Lowe's political journey has been marked by escalating anti-immigrant messaging. He was elected as a Reform UK candidate in July 2024, but the party suspended his whip in March 2025. He now leads the Restore Britain party. In December 2025, he tweeted: "I am sick of hearing that Britain was built by immigrants. No. No it was not. It was built by British men and women." His current party has declined to condemn supporters who advocate for "total remigration"—a euphemism for the deportation of all non-white citizens. The rhetoric has hardened, and the political space for such language appears to be widening rather than contracting.
Citações Notáveis
I don't believe we should import millions of Pakistanis and Indians to do jobs that unemployed Brits should be doing.— Rupert Lowe, Independent MP for Great Yarmouth
I am sick of hearing that Britain was built by immigrants. No. No it was not. It was built by British men and women.— Rupert Lowe, December 2025
A Conversa do Hearth Outra perspectiva sobre a história
Why does Lowe's claim about his own constituency matter so much? Isn't the national picture what counts?
Because it reveals the gap between the story he's telling and the reality in front of him. If millions of Indian and Pakistani workers were flooding Britain and stealing jobs, you'd expect to see it most visibly in the places where unemployment is highest. Great Yarmouth has nearly double the national jobless rate, yet fewer than 1 in 100 residents are from those backgrounds. The contradiction is stark.
But 20 percent of all UK jobs are held by migrants. That's a real number. How is that not taking jobs from Britons?
It's real, but it's not the whole picture. Those jobs exist in sectors that couldn't fill them domestically—care homes, hospitals, parts of hospitality. The government itself recognized this by adding care workers to the visa list. You can't take a job that wasn't going to be filled anyway. The question isn't whether migrants work in Britain. It's whether they're displacing British workers, and the evidence says they're not.
What about the welfare claim? That sounds damaging if true.
It's not true in the way he presents it. Yes, 1.1 million non-UK nationals claim Universal Credit. But that's 13 percent of recipients, while migrants make up 16 percent of the working-age population. So they're actually claiming at a lower rate than you'd expect. And most migrants on temporary visas can't claim benefits at all—there's a legal bar. He's citing a number that sounds alarming without the context that makes it make sense.

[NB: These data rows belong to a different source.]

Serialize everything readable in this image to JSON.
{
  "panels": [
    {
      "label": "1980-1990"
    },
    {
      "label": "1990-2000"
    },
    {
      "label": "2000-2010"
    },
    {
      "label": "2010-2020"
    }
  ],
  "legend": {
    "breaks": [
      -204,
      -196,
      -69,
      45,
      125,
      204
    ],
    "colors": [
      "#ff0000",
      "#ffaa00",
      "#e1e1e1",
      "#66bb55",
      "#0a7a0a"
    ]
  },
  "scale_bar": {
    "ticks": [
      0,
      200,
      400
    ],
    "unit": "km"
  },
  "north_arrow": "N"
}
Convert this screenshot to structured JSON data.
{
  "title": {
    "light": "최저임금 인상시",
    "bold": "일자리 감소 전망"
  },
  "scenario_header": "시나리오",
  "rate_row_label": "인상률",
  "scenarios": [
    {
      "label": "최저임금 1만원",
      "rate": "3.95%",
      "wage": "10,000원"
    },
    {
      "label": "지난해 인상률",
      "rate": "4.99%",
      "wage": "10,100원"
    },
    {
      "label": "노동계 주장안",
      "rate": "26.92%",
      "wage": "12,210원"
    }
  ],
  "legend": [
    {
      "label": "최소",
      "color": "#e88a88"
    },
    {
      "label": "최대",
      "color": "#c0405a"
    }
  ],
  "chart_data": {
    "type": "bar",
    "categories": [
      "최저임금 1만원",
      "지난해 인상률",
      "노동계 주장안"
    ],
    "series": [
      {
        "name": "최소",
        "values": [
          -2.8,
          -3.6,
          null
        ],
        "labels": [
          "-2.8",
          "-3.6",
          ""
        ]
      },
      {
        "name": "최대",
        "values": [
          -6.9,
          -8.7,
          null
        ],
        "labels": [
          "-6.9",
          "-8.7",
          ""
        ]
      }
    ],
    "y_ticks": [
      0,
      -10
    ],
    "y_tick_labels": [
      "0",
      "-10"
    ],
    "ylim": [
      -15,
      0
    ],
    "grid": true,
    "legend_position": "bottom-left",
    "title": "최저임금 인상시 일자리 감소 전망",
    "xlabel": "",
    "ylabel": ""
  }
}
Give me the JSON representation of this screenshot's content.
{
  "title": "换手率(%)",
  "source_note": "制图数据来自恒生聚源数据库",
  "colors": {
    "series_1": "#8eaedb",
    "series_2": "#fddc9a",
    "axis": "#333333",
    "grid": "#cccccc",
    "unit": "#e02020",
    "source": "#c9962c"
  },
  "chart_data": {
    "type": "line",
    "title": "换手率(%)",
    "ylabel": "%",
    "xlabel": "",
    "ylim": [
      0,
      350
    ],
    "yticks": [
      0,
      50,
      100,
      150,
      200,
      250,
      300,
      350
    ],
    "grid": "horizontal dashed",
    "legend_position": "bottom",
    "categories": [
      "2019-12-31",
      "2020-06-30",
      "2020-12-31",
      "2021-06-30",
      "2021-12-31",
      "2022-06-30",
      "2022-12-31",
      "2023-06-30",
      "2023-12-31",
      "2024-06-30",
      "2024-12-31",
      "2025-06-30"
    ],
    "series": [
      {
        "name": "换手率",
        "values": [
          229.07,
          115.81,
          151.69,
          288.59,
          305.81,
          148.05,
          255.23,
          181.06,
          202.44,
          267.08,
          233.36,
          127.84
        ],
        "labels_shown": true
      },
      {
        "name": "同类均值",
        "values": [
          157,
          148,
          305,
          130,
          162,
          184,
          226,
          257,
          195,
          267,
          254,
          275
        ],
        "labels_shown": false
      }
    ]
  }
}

Is there a political calculation here? Does this rhetoric work for him?
It clearly resonates with some voters, or he wouldn't keep saying it. But he's also been suspended by his own party and now leads a smaller outfit. There's a market for this kind of talk in British politics right now, but it's not without cost. The question is whether that cost will ever be high enough to change the incentive.